Latest Increases Bring Pump Prices To Highest Level Since 2015
AA Ireland has called on the Irish Government to reassess the extent to which it taxes both petrol and diesel after the latest AA Fuel Prices analysis found that prices are now at their highest level since late 2015.
Recent analysis from the AA found that the average price of a litre of petrol in Ireland now costs 147.6c, up from an average of 141.0c in May. Meanwhile, a litre of diesel currently costs 137.8c on average, up from 131.0c in mid-May. Currently fuel prices are sitting at their highest level since November of 2015, with the AA warning that the need to reassess the tax placed on both fuels has now become urgent given the upward trend in pump prices.
The latest increases means that the cost of petrol has increase by approximately 9c since the start of 2018, while diesel prices are up over 10c since the year began, something which the organisation warns puts many Irish workers in a situation where they are struggling to afford the costs of their commute to work.
“No-one is arguing for the taxation on fuel to be ultra-low, but it is time for government to re-assess the current, exceptionally high level of tax that is placed on both petrol and diesel as price hikes continue to put more and more strain on Irish workers. In particular, given that we are often hearing from Leinster House that the recession is behind us, it’s time for the 20c of ‘emergency taxes’ introduced during the worst years of the economic crisis to be reduced or removed,” Conor Faughnan, AA Director of Consumer Affairs stated. “As a predominantly rural country we are, in part due to our history of underinvestment in public transport, hugely reliant on the private car for our day-to-day travel and between surging pump prices and a lack of government commitment to resolving the motor insurance crisis people are being priced off the roads. With fuel prices continuing to climb, there is a risk that some people will start to view the costs of commuting to work as unsustainable currently or that those currently looking for employment may not be able to meet the cost of attending interviews or re-joining the workforce.”
“At some point, the government will need to accept the reality that, until we have established a viable public transport system in Ireland, excessive taxation on fuel is driving people out of the workforce, with these people contributing less revenue through taxation. Our government can either take the short-term win that fuel taxes provide, or they can take a more long-term view that making commuting more affordable will be a greater benefit to our economy.”
Among the key contributors to rising prices at the pump has been the volatile nature of the cost of a barrel of crude oil throughout this year.
In recent weeks crude oil costs have dipped slightly, with a barrel of oil floating between $75 and $78 throughout early June – a slide drop from the highs of $80 per barrel seen in late-May.
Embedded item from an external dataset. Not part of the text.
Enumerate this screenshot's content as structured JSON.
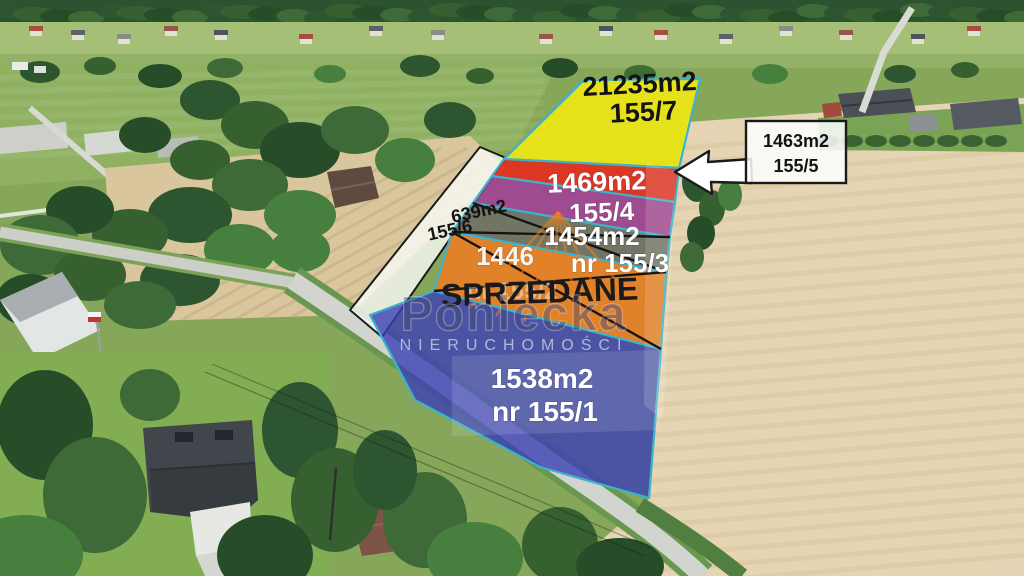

However, even which this drop is taken into account, crude oil prices are still up almost $10 from April of this year.
“The recent dip in crude oil costs is certainly something which is welcome, but as many fuel stations would have bought their current stock when crude oil prices were higher people can still expect to pay more at the pump than any point in 2018 to date. We also need to be cautious about looking at the dip in oil prices and thinking this is a new trend,” Faughnan added. “In response to a global upward trend in fuel costs, oil producing nations such as Russia and Saudi Arabia vowed to increase their production levels, but this is a short-term solution at best. If we want to keep commuting costs affordable for the average worker then we need to look a little closer to home to resolve the issue of high pump prices. Instead of looking to OPEC for a solution, our government need to look closer to home for the answer and the best place to start is by re-assessing our current taxation system.”
“In essence, with the current levels of tax placed on fuel, our government are trying to have their cake and eat it too. They hope that the high level of tax un petrol and diesel will push people to using other transport methods as their primary option, but in turn fail to invest adequately in public transport. Punishing those who have no option but to rely on their car to get to work for failures of past government to provide viable public transport alternatives simply cannot be allowed to continue.”
According to the AA, an average motorists who drives 12,000 miles per year (19,200 km) at a fuel consumption rate of 30 miles per gallon (9.42 litres per 100 km) will use 150 litres of fuel per month. At current prices that motorist will pay this €221.40 per month for petrol of which €132.55 is tax. Meanwhile, a motorist driving a diesel powered vehicle will spend €206.70 per month on fuel, of which €113.50 is tax.